Reception on the device

The notification has travelled the entire path, crossed the messaging platform and the vendor’s servers. It faces one last barrier: the device’s operating system.

At this level, it’s all or nothing. If the user has refused notifications for the app, nothing gets through: the OS blocks it, no appeal. It’s a binary permission, granted or denied, and the app has no way to work around it.

Once permission is granted, responsibility shifts back to the app: it’s up to the app to expose a notification center that lets the user personalize their experience: choosing the categories they want to receive, muting marketing reminders while keeping critical alerts, and so on. The OS doesn’t provide this granularity: it’s the product’s job, and it often determines whether the user keeps notifications enabled rather than cutting everything off in one go.

In the end: a distributed system

When you put all these steps back together, the conclusion is inescapable: managing push notifications means managing a distributed system in its own right, made up of several services with distinct responsibilities, some of which are beyond your control.

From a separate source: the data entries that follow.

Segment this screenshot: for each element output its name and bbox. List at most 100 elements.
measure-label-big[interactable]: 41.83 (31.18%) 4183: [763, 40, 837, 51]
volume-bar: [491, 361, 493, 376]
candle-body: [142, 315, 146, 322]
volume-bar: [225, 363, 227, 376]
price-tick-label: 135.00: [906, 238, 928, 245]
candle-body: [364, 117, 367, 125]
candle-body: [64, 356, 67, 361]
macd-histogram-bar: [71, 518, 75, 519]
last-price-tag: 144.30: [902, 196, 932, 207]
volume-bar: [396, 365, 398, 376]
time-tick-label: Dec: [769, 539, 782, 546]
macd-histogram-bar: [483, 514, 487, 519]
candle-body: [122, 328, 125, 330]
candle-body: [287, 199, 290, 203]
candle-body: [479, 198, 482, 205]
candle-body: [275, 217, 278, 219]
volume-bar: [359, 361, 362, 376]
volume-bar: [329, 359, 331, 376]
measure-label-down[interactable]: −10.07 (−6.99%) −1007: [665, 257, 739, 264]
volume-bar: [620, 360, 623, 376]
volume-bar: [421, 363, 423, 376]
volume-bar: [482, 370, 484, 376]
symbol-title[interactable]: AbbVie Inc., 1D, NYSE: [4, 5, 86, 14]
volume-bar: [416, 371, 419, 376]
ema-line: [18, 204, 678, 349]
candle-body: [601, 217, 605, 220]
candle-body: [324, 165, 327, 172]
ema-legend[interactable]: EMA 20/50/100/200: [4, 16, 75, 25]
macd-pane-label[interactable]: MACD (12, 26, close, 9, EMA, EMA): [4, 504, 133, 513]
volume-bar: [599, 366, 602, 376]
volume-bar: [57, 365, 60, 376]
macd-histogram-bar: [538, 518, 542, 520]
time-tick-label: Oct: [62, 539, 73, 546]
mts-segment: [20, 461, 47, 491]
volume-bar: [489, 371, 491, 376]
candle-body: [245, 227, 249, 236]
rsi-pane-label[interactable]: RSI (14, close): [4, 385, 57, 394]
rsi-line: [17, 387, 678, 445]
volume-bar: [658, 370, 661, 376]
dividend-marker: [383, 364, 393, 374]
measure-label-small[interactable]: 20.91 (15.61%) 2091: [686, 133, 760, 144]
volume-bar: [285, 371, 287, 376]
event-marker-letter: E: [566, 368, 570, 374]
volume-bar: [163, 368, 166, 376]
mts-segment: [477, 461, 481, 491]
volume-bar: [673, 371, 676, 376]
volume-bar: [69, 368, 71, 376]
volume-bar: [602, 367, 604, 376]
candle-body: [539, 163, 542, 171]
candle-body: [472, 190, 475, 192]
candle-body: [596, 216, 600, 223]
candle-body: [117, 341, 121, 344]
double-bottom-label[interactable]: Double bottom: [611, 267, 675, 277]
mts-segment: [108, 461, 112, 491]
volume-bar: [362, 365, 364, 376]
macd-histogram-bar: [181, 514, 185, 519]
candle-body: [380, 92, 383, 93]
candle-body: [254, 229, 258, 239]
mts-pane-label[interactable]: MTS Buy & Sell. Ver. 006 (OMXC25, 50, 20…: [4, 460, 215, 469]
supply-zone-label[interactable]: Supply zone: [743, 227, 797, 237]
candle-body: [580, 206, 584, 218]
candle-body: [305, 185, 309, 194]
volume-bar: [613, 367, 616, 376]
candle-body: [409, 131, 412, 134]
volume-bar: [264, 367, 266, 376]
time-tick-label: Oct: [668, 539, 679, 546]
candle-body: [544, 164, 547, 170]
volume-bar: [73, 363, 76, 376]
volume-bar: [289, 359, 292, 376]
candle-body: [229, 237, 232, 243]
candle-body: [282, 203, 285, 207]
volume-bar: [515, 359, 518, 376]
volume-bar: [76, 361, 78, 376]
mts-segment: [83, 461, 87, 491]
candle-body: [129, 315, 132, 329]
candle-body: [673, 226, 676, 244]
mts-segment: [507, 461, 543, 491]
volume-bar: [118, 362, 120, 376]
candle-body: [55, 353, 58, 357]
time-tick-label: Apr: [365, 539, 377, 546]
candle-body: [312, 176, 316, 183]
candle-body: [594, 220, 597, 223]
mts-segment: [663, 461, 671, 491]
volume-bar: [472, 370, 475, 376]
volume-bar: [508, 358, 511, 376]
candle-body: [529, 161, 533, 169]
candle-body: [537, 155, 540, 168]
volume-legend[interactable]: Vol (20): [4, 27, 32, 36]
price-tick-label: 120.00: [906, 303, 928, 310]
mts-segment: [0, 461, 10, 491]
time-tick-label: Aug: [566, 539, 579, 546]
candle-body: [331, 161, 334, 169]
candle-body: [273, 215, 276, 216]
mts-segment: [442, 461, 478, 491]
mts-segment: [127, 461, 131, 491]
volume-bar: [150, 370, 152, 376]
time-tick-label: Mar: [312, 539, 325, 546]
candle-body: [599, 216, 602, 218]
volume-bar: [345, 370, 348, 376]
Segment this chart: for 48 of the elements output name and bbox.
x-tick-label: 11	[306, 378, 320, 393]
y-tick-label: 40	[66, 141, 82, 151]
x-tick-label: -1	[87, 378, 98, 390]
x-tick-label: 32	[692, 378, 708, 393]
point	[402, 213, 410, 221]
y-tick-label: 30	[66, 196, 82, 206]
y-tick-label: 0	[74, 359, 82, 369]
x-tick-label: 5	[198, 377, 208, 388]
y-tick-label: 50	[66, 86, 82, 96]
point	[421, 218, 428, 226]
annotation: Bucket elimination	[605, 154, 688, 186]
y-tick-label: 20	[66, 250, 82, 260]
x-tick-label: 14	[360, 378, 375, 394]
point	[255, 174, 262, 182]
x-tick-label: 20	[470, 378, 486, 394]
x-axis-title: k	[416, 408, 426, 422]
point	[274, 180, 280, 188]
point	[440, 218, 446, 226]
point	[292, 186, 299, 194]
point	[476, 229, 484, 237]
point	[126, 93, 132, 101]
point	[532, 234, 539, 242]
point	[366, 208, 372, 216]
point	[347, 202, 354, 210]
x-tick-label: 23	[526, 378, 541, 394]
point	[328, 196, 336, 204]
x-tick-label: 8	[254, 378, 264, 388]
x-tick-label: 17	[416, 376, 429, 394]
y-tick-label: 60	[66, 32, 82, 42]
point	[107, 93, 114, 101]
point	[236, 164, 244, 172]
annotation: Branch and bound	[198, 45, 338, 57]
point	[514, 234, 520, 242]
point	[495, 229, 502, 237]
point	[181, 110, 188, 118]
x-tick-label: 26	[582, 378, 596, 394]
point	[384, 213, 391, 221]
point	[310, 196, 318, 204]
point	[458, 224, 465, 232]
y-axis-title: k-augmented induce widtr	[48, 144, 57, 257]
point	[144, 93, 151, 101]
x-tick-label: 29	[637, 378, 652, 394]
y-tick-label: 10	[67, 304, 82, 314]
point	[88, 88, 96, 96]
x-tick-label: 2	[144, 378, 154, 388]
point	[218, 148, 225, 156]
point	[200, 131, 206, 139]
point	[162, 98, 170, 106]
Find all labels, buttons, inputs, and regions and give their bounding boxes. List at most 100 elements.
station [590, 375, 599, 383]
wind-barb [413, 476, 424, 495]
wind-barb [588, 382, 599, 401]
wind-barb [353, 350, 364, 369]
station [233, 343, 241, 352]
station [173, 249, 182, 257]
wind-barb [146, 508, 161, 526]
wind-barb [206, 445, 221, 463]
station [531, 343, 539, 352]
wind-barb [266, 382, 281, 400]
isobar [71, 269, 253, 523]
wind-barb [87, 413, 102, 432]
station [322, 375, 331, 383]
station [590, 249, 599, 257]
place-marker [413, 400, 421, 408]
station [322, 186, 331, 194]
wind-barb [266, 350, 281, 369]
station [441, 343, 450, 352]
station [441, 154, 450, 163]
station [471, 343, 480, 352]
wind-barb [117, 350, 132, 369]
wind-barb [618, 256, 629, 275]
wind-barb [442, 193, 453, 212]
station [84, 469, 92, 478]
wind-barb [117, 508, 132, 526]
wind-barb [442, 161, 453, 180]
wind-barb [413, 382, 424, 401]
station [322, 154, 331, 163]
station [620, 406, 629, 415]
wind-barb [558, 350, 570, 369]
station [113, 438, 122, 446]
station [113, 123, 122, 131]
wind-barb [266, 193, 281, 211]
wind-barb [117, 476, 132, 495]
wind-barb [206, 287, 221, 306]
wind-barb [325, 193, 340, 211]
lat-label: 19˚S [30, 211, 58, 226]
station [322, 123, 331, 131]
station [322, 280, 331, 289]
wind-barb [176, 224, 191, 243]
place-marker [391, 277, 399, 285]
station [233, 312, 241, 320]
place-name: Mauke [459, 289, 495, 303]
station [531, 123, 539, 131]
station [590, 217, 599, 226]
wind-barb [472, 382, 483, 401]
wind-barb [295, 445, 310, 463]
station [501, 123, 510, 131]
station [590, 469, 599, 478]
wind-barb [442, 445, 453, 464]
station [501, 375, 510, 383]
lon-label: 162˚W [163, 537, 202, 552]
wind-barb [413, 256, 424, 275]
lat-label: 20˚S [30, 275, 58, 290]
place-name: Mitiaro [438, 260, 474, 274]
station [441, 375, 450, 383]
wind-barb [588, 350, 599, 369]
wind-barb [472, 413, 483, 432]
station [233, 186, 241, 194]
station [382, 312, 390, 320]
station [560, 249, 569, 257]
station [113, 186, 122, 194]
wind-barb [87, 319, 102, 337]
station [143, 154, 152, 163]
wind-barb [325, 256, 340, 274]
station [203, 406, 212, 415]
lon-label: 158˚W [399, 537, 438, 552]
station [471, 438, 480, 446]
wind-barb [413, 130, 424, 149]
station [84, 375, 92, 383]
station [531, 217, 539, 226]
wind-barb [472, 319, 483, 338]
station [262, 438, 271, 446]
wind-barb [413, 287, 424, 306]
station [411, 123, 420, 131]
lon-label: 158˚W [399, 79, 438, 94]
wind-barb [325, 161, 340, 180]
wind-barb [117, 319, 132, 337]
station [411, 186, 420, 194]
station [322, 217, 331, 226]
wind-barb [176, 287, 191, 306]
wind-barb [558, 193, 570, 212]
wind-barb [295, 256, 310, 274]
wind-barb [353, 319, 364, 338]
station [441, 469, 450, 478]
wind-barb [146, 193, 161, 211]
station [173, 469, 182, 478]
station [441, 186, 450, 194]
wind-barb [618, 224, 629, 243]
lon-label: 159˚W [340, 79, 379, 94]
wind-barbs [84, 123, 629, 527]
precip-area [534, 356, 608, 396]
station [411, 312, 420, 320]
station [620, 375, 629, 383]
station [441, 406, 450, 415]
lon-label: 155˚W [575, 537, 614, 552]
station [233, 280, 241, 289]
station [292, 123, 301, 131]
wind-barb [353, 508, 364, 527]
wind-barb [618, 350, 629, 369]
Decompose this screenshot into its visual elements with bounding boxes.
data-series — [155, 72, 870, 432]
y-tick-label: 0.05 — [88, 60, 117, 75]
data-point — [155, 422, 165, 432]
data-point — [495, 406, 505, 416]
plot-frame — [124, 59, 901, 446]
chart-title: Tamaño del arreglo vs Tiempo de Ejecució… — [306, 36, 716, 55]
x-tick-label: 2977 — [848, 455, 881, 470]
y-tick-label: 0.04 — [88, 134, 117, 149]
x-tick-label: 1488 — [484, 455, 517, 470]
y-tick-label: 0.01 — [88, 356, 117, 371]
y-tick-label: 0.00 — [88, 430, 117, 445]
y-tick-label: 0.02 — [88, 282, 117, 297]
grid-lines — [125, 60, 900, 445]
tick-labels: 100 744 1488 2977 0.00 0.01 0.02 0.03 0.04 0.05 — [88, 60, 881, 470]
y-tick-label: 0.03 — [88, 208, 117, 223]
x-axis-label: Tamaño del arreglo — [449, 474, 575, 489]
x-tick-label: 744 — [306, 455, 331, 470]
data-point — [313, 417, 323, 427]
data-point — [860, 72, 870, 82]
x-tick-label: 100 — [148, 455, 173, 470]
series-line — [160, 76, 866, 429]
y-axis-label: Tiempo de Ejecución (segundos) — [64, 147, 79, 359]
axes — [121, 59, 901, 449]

Each link can fail independently: a badly rendered template, an expired token, a quota exceeded on the broker side, a permission denied on the OS side. Thinking of notifications as a distributed system means accepting that delivery is never guaranteed end to end, and designing accordingly: retries on the broker side, monitoring deliverability rates, cleaning up dead tokens.

Conclusion

What looked like nothing more than a small message on a screen turns out to be the culmination of a chain crossing a CMS, a backend, a messaging broker, Apple’s or Google’s servers, the phone’s OS, and finally the native application. Each step carries its own challenges, product and technical alike, and every boundary between systems is a potential point of failure.